[jamessb]

But the correct statement is "no more than" not "at least".

Consider a right-angled triangle with base length d and height 550, corresponding to transmission from a base-station to a satellite. The hypotenuse has length sqrt(d^2 + 550^2), so the difference in length between the hypotenuse and base is sqrt(d^2 + 550^2) - d.

This has a maximum of 550 when d=0 (i.e., shooting straight up), and decreases as d increases: https://www.wolframalpha.com/input/?i=plot+sqrt%28d%5E2+%2B+...

Alternatively, consider the triangle inequality: the sum of the lengths of any two sides must be greater than or equal to the length of the remaining side. This directly implies that the difference in length between the hypotenuse and base is less than or equal the height [base + height >= hypotenuse implies height >= hypotenuse - base].

[sliken]

Er, no, "the difference in length between the hypotenuse and base is sqrt(d^2 + 550^2) - d".

The hypotenuse is cos(angle)*base.

If you think about it at a minute if a sat is 500 miles up directly overhead that's the closest it ever will be, as it flies off the hypotenuse gets longer, not shorter.

So ideally you bounce off a sat overhead, (distance of 1100), any single hop will be longer, and to get across an ocean you'll likely need more than one hop.

Basically the sin(beam path) will will never be less than 550 and the length of the beam will never be less than 550.

[jamessb]

~~D'oh - yes, that formula is true only if the triangle is right-angled, which is true for only a single base length.~~

Edit: Actually, this is always true: we are considering a right-angled triangle where the base is the horizontal distance from the ground station to point under the satellite, the vertical part is the 550 miles between the point under the satellite and the satellite, and the hypotenuse is the line joining the satellite and ground station.

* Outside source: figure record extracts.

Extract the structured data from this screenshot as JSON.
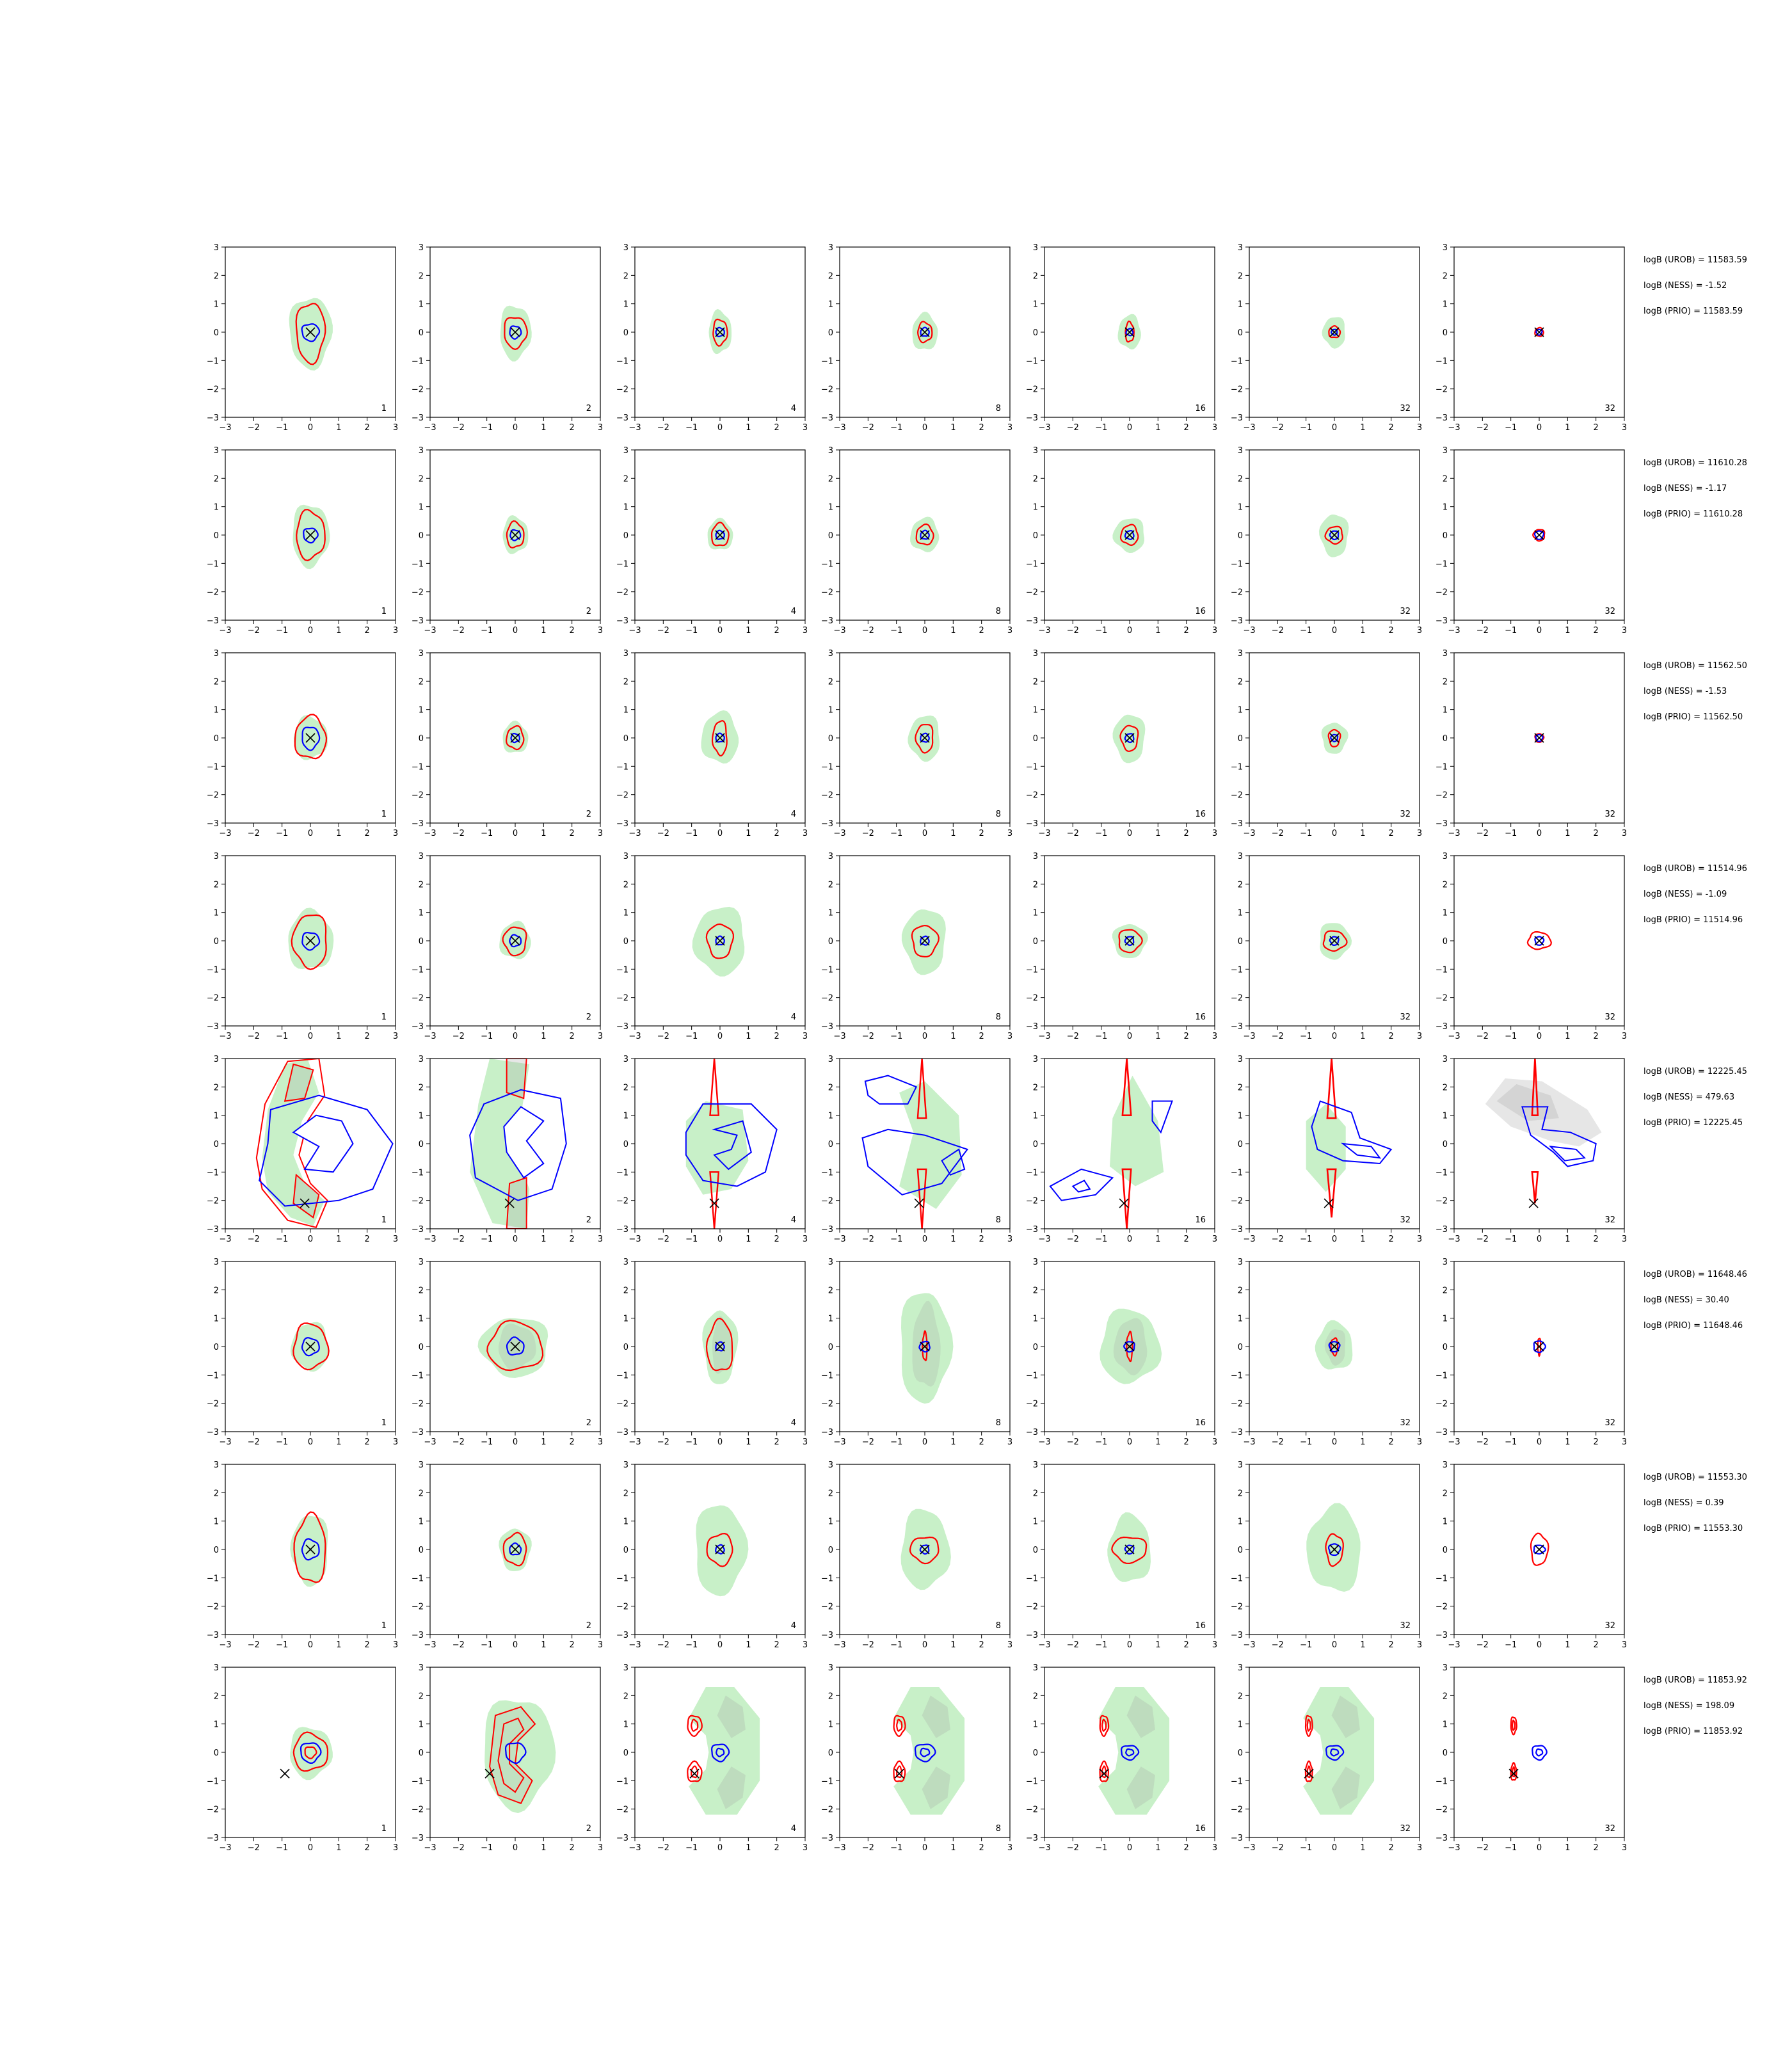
{
  "chart_data": {
    "type": "contour-grid",
    "xlim": [
      -3,
      3
    ],
    "ylim": [
      -3,
      3
    ],
    "ticks": [
      -3,
      -2,
      -1,
      0,
      1,
      2,
      3
    ],
    "columns": [
      "1",
      "2",
      "4",
      "8",
      "16",
      "32",
      "32"
    ],
    "colors": {
      "fill_green": "#c8f0c8",
      "fill_grey": "#a0a0a0",
      "red_contour": "#ff0000",
      "blue_contour": "#0000ff",
      "marker": "#000000"
    },
    "rows": [
      {
        "annotations": [
          "logB (UROB) = 11583.59",
          "logB (NESS) = -1.52",
          "logB (PRIO) = 11583.59"
        ],
        "marker": [
          0.0,
          0.0
        ],
        "panels": [
          {
            "green": [
              0.75,
              1.25
            ],
            "red": [
              0.5,
              1.05
            ],
            "blue": [
              0.3,
              0.3
            ]
          },
          {
            "green": [
              0.55,
              0.95
            ],
            "red": [
              0.4,
              0.55
            ],
            "blue": [
              0.2,
              0.22
            ]
          },
          {
            "green": [
              0.4,
              0.75
            ],
            "red": [
              0.25,
              0.45
            ],
            "blue": [
              0.15,
              0.15
            ]
          },
          {
            "green": [
              0.45,
              0.65
            ],
            "red": [
              0.25,
              0.35
            ],
            "blue": [
              0.15,
              0.15
            ]
          },
          {
            "green": [
              0.4,
              0.6
            ],
            "red": [
              0.15,
              0.35
            ],
            "blue": [
              0.12,
              0.12
            ]
          },
          {
            "green": [
              0.4,
              0.55
            ],
            "red": [
              0.2,
              0.2
            ],
            "blue": [
              0.1,
              0.1
            ]
          },
          {
            "green": [
              0,
              0
            ],
            "red": [
              0.15,
              0.15
            ],
            "blue": [
              0.1,
              0.1
            ]
          }
        ]
      },
      {
        "annotations": [
          "logB (UROB) = 11610.28",
          "logB (NESS) = -1.17",
          "logB (PRIO) = 11610.28"
        ],
        "marker": [
          0.0,
          0.0
        ],
        "panels": [
          {
            "green": [
              0.65,
              1.1
            ],
            "red": [
              0.5,
              0.85
            ],
            "blue": [
              0.25,
              0.25
            ]
          },
          {
            "green": [
              0.45,
              0.65
            ],
            "red": [
              0.3,
              0.45
            ],
            "blue": [
              0.18,
              0.18
            ]
          },
          {
            "green": [
              0.45,
              0.55
            ],
            "red": [
              0.3,
              0.4
            ],
            "blue": [
              0.15,
              0.15
            ]
          },
          {
            "green": [
              0.5,
              0.6
            ],
            "red": [
              0.3,
              0.35
            ],
            "blue": [
              0.15,
              0.15
            ]
          },
          {
            "green": [
              0.55,
              0.6
            ],
            "red": [
              0.3,
              0.35
            ],
            "blue": [
              0.15,
              0.15
            ]
          },
          {
            "green": [
              0.5,
              0.75
            ],
            "red": [
              0.3,
              0.3
            ],
            "blue": [
              0.15,
              0.15
            ]
          },
          {
            "green": [
              0,
              0
            ],
            "red": [
              0.2,
              0.2
            ],
            "blue": [
              0.15,
              0.15
            ]
          }
        ]
      },
      {
        "annotations": [
          "logB (UROB) = 11562.50",
          "logB (NESS) = -1.53",
          "logB (PRIO) = 11562.50"
        ],
        "marker": [
          0.0,
          0.0
        ],
        "panels": [
          {
            "green": [
              0.6,
              0.75
            ],
            "red": [
              0.55,
              0.75
            ],
            "blue": [
              0.3,
              0.4
            ]
          },
          {
            "green": [
              0.45,
              0.55
            ],
            "red": [
              0.3,
              0.4
            ],
            "blue": [
              0.15,
              0.15
            ]
          },
          {
            "green": [
              0.65,
              0.9
            ],
            "red": [
              0.25,
              0.6
            ],
            "blue": [
              0.15,
              0.15
            ]
          },
          {
            "green": [
              0.55,
              0.8
            ],
            "red": [
              0.3,
              0.5
            ],
            "blue": [
              0.15,
              0.15
            ]
          },
          {
            "green": [
              0.55,
              0.85
            ],
            "red": [
              0.3,
              0.45
            ],
            "blue": [
              0.15,
              0.15
            ]
          },
          {
            "green": [
              0.45,
              0.55
            ],
            "red": [
              0.2,
              0.3
            ],
            "blue": [
              0.12,
              0.12
            ]
          },
          {
            "green": [
              0,
              0
            ],
            "red": [
              0.15,
              0.15
            ],
            "blue": [
              0.12,
              0.12
            ]
          }
        ]
      },
      {
        "annotations": [
          "logB (UROB) = 11514.96",
          "logB (NESS) = -1.09",
          "logB (PRIO) = 11514.96"
        ],
        "marker": [
          0.0,
          0.0
        ],
        "panels": [
          {
            "green": [
              0.8,
              1.05
            ],
            "red": [
              0.6,
              0.95
            ],
            "blue": [
              0.3,
              0.3
            ]
          },
          {
            "green": [
              0.55,
              0.65
            ],
            "red": [
              0.4,
              0.5
            ],
            "blue": [
              0.2,
              0.2
            ]
          },
          {
            "green": [
              0.9,
              1.2
            ],
            "red": [
              0.45,
              0.6
            ],
            "blue": [
              0.15,
              0.15
            ]
          },
          {
            "green": [
              0.75,
              1.15
            ],
            "red": [
              0.45,
              0.55
            ],
            "blue": [
              0.15,
              0.15
            ]
          },
          {
            "green": [
              0.6,
              0.6
            ],
            "red": [
              0.4,
              0.4
            ],
            "blue": [
              0.15,
              0.15
            ]
          },
          {
            "green": [
              0.55,
              0.65
            ],
            "red": [
              0.4,
              0.35
            ],
            "blue": [
              0.15,
              0.15
            ]
          },
          {
            "green": [
              0,
              0
            ],
            "red": [
              0.4,
              0.3
            ],
            "blue": [
              0.15,
              0.15
            ]
          }
        ]
      },
      {
        "annotations": [
          "logB (UROB) = 12225.45",
          "logB (NESS) = 479.63",
          "logB (PRIO) = 12225.45"
        ],
        "marker": [
          -0.2,
          -2.1
        ],
        "panels": [
          {
            "green": [
              0,
              0
            ],
            "red": [
              0,
              0
            ],
            "blue": [
              0,
              0
            ]
          },
          {
            "green": [
              0,
              0
            ],
            "red": [
              0,
              0
            ],
            "blue": [
              0,
              0
            ]
          },
          {
            "green": [
              0,
              0
            ],
            "red": [
              0,
              0
            ],
            "blue": [
              0,
              0
            ]
          },
          {
            "green": [
              0,
              0
            ],
            "red": [
              0,
              0
            ],
            "blue": [
              0,
              0
            ]
          },
          {
            "green": [
              0,
              0
            ],
            "red": [
              0,
              0
            ],
            "blue": [
              0,
              0
            ]
          },
          {
            "green": [
              0,
              0
            ],
            "red": [
              0,
              0
            ],
            "blue": [
              0,
              0
            ]
          },
          {
            "green": [
              0,
              0
            ],
            "red": [
              0,
              0
            ],
            "blue": [
              0,
              0
            ]
          }
        ]
      },
      {
        "annotations": [
          "logB (UROB) = 11648.46",
          "logB (NESS) = 30.40",
          "logB (PRIO) = 11648.46"
        ],
        "marker": [
          0.0,
          0.0
        ],
        "panels": [
          {
            "green": [
              0.65,
              0.85
            ],
            "red": [
              0.6,
              0.8
            ],
            "blue": [
              0.3,
              0.3
            ]
          },
          {
            "green": [
              1.2,
              1.05
            ],
            "red": [
              0.95,
              0.85
            ],
            "blue": [
              0.3,
              0.3
            ]
          },
          {
            "green": [
              0.6,
              1.3
            ],
            "red": [
              0.45,
              0.9
            ],
            "blue": [
              0.15,
              0.15
            ]
          },
          {
            "green": [
              0.9,
              1.95
            ],
            "red": [
              0.08,
              0.5
            ],
            "blue": [
              0.18,
              0.18
            ]
          },
          {
            "green": [
              1.05,
              1.3
            ],
            "red": [
              0.1,
              0.5
            ],
            "blue": [
              0.18,
              0.18
            ]
          },
          {
            "green": [
              0.65,
              0.85
            ],
            "red": [
              0.12,
              0.3
            ],
            "blue": [
              0.18,
              0.18
            ]
          },
          {
            "green": [
              0,
              0
            ],
            "red": [
              0.05,
              0.3
            ],
            "blue": [
              0.2,
              0.2
            ]
          }
        ]
      },
      {
        "annotations": [
          "logB (UROB) = 11553.30",
          "logB (NESS) = 0.39",
          "logB (PRIO) = 11553.30"
        ],
        "marker": [
          0.0,
          0.0
        ],
        "panels": [
          {
            "green": [
              0.65,
              1.25
            ],
            "red": [
              0.55,
              1.2
            ],
            "blue": [
              0.3,
              0.35
            ]
          },
          {
            "green": [
              0.55,
              0.75
            ],
            "red": [
              0.4,
              0.55
            ],
            "blue": [
              0.2,
              0.2
            ]
          },
          {
            "green": [
              0.9,
              1.6
            ],
            "red": [
              0.45,
              0.55
            ],
            "blue": [
              0.15,
              0.15
            ]
          },
          {
            "green": [
              0.85,
              1.4
            ],
            "red": [
              0.5,
              0.45
            ],
            "blue": [
              0.15,
              0.15
            ]
          },
          {
            "green": [
              0.75,
              1.2
            ],
            "red": [
              0.6,
              0.45
            ],
            "blue": [
              0.15,
              0.15
            ]
          },
          {
            "green": [
              0.95,
              1.5
            ],
            "red": [
              0.3,
              0.55
            ],
            "blue": [
              0.2,
              0.2
            ]
          },
          {
            "green": [
              0,
              0
            ],
            "red": [
              0.3,
              0.55
            ],
            "blue": [
              0.2,
              0.15
            ]
          }
        ]
      },
      {
        "annotations": [
          "logB (UROB) = 11853.92",
          "logB (NESS) = 198.09",
          "logB (PRIO) = 11853.92"
        ],
        "marker": [
          -0.9,
          -0.75
        ],
        "panels": [
          {
            "green": [
              0.75,
              0.9
            ],
            "red": [
              0.6,
              0.65
            ],
            "blue": [
              0.35,
              0.35
            ]
          },
          {
            "green": [
              1.25,
              1.95
            ],
            "red": [
              1.0,
              1.8
            ],
            "blue": [
              0.35,
              0.35
            ]
          },
          {
            "green": [
              1.45,
              2.35
            ],
            "red": [
              0.25,
              0.35
            ],
            "blue": [
              0.3,
              0.3
            ]
          },
          {
            "green": [
              1.45,
              2.55
            ],
            "red": [
              0.2,
              0.35
            ],
            "blue": [
              0.35,
              0.3
            ]
          },
          {
            "green": [
              1.45,
              2.3
            ],
            "red": [
              0.15,
              0.35
            ],
            "blue": [
              0.3,
              0.25
            ]
          },
          {
            "green": [
              1.55,
              2.25
            ],
            "red": [
              0.12,
              0.35
            ],
            "blue": [
              0.3,
              0.25
            ]
          },
          {
            "green": [
              0,
              0
            ],
            "red": [
              0.1,
              0.3
            ],
            "blue": [
              0.25,
              0.25
            ]
          }
        ]
      }
    ]
  }
}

> if a sat is 500 miles up directly overhead that's the closest it ever will be, as it flies off the hypotenuse gets longer

Yes: as the horizontal distance d increases, then the length of the hypotenuse (sqrt(d^2 + 550^2)) increases.

However, the difference between this and the horizontal distance (sqrt(d^2 + 550^2) - d) decreases.

-----------------------------------------------

If the angle from the horizontal to the line between the satellite and base-station is theta, then:

sin(theta) = 550/hypotenuse => hypotenuse = 550/sin(theta)

tan(theta) = 550/base-length => base-length = 550/tan(theta)

difference in length = 550/sin(theta) - 550/tan(theta)

[which simplifies to 550 tan(theta/2)]

We are interested in angles between 0 degrees (horizontal - corresponding to the limiting case of infinite horizontal distance between the satellite and base station) and 90 degrees or pi/2 radians (straight up): https://www.wolframalpha.com/input/?i=plot+550%2Fsin%28x%29+...

This is always between 0 and 550. The triangle inequality holds: for a single hop from base-station to satellite, the increase in length is never more than 550.

But as you point out, there may also be multiple hops.

> So ideally you bounce off a sat overhead, (distance of 1100),

This is the shortest total ground-satellite-ground distance, but as you cover 0 horizontal distance it is the worst case: the difference between the ground-satellite-ground distance and the length of the direct ground-ground line is maximised.

[imoverclocked]

Are all base stations directly underneath a satellite?

I think this is an over-simplification if we are chasing pedantics; There are cases where it will be more and others less so the slightly more precise wording might actually be "about 1100km."

To the larger picture: it seems we often lose that order of length on the ground due to existing network topologies and geographical limitations.

[jamessb]

Yes, this is an oversimplification: the original statement seemed to be based on getting a fact about trigonometry backwards, and I was just trying to resolve the underlying confusion.